MSimon wrote:Then I suggest you to investigate how much trouble in FP performance has been caused by that great x87 FPU forth-like stack in the past and why SSE2 is so much improvement over it in terms of performance even for scalar computations.
Oh. I'm sure. I've done math on the 8051 using the stack and if you don't think out the problem in advance and really think it through you can get in a LOT of trouble.
But if you do THINK about what you are doing and order the operands correctly data stacks really simplify things a lot.
Hey, no quelling about that. Stack based architectures ARE simple and quite effective if your HW is poor. That is why many early compilers used stack based intermediate code ("p-code") and usually based compiled result on stack operations. Converting standard expressions to stack ops is trivial.

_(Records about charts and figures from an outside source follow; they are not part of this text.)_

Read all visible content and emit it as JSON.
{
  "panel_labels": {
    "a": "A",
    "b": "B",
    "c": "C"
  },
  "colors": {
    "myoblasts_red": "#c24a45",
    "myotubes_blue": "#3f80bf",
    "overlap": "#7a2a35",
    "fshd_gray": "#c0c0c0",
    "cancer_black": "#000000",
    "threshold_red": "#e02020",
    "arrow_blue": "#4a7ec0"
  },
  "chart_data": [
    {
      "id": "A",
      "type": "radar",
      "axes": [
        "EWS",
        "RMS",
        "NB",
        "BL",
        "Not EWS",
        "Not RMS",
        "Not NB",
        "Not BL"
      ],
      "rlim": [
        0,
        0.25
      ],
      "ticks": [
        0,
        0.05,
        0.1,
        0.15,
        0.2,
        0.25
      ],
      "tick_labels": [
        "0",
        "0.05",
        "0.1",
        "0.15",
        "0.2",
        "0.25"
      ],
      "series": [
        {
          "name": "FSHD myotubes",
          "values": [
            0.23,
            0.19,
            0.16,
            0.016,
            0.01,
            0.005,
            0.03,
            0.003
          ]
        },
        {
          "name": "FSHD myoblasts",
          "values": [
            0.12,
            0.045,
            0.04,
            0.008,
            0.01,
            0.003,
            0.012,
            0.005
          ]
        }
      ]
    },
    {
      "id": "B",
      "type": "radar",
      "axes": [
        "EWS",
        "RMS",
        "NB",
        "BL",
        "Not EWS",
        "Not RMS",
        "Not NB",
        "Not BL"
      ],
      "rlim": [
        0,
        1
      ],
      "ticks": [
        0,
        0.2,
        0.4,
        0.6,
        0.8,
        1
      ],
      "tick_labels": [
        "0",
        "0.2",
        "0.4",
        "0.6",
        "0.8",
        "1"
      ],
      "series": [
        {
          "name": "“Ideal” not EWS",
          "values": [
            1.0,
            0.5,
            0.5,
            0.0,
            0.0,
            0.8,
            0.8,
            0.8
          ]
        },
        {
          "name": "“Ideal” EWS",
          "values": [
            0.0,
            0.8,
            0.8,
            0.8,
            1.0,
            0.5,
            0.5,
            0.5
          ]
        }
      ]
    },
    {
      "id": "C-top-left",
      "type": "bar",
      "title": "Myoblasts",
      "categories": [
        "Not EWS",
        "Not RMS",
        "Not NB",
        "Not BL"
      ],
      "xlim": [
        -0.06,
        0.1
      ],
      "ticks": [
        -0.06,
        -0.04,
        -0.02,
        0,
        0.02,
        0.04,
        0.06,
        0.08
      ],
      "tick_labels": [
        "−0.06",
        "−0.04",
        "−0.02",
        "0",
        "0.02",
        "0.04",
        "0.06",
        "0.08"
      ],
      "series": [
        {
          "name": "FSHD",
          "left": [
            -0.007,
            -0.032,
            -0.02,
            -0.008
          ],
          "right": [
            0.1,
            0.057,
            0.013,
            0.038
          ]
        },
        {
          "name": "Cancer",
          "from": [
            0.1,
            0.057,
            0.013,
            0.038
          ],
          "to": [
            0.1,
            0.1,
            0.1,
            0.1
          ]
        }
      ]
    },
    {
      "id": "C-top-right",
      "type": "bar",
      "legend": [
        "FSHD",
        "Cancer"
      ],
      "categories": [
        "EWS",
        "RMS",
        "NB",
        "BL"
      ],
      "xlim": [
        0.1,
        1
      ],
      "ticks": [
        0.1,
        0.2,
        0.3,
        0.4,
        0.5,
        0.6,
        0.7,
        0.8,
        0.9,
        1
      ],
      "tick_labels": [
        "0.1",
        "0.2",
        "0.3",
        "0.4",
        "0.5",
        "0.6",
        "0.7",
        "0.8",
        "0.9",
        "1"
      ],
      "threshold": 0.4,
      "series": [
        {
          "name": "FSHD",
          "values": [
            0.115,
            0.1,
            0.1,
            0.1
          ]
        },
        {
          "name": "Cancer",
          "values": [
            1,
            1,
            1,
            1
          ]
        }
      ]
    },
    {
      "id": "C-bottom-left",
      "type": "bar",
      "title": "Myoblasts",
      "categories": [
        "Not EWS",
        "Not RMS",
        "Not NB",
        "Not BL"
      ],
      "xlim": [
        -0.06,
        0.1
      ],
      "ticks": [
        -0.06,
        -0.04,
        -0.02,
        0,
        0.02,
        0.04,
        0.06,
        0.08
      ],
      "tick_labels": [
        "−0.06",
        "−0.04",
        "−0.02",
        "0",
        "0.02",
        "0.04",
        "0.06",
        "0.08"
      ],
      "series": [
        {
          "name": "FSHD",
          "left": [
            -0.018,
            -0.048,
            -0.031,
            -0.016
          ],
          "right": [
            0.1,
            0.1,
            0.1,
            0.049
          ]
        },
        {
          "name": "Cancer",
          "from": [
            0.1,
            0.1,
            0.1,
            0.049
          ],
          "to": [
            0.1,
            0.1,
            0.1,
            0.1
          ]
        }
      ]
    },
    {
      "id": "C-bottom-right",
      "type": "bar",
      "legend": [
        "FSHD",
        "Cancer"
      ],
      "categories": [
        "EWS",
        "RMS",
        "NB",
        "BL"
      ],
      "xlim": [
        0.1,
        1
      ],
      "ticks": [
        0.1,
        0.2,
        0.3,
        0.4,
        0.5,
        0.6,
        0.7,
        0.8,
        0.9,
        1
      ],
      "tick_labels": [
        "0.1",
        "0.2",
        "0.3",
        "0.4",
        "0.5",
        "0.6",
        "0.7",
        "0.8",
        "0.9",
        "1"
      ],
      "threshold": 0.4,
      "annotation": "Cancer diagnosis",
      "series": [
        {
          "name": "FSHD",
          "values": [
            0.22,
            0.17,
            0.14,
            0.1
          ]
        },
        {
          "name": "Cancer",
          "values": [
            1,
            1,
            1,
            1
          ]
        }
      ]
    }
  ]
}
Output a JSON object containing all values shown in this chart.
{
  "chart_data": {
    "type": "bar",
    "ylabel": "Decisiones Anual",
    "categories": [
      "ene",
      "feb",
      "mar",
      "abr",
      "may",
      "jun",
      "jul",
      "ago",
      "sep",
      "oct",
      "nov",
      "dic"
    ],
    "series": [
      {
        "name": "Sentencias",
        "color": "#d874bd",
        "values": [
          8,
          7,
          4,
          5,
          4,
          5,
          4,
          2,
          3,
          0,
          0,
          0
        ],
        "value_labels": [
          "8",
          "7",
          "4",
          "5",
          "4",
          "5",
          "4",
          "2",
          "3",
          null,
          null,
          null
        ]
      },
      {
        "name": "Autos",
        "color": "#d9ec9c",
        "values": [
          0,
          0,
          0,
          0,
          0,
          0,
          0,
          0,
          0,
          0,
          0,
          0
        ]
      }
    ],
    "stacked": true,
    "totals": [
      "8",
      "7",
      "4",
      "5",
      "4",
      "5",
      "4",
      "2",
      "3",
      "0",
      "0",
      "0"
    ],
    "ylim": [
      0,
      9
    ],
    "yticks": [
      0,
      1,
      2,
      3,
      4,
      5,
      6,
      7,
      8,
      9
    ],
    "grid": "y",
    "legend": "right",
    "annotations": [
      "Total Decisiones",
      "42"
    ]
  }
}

Been there, done that...
But it is SLOW.
But if you just want to brute force your way through problems without a lot of deep thinking modern processors are excellent.
Well, you have to be solving problems of different scale then.
And let me re-iterate - we have the best tools possible (hardware and software) for the way things are currently done. Long pipelines are real speed ups for long routines.
What long routines have to do with that?
And then all that wonderful branch predicting so you can be ready for a branch.
Branch prediction is not about "being ready". It is about "ignore the branch" (and redo if it went the other way).
It seems to me that a two stack architecture which is always ready to branch would be simpler. And if you design your processor right a return instruction can be included with most other types of instruction. So you are already fetching from the stack while doing your add (or whatever) no branch predictor required.
Sorry, but you do not seem to have a clue....
Actually, I do not blame you. I have observed than most of my coworkers do not really know how modern out-of-order CPU works... In fact, it is not quite easy to understand.
OK, just for starters: Something like "already fetching from the stack" is trivial. OOO CPUs with branch prediction actually EXECUTE up to hunderds of instructions ahead of the branch. Well, some of them - those that have data available. While finishing instructions before the branch. While renaming registers to reduce dependencies.
Is it simple? No way. It is hard to design as hell. But as you correctly say, we are approaching the speed of light. Simple recipes for performance do not work anymore. You cannot bump frequency. What you CAN do is to increase parellelism and avoid bottlenecks. And OOO excels at both tasks.
We are really more stuck by our way of thinking than by what is possible.
Really?
And your point about caches? Well taken. I really like small simple processors and devoting the rest of the available silicon to on chip RAM. It speeds things up a lot.
Let me note that the average cache cell is 5-10 times more expensive than DRAM cell and requires more power....
Of course, if all you need to do is some simple 8051 class taks, your approach is fine.
If you want to simulate Polywell, you better stick with high-performance computing. Get latest Intel or AMD CPU and good C++ compiler.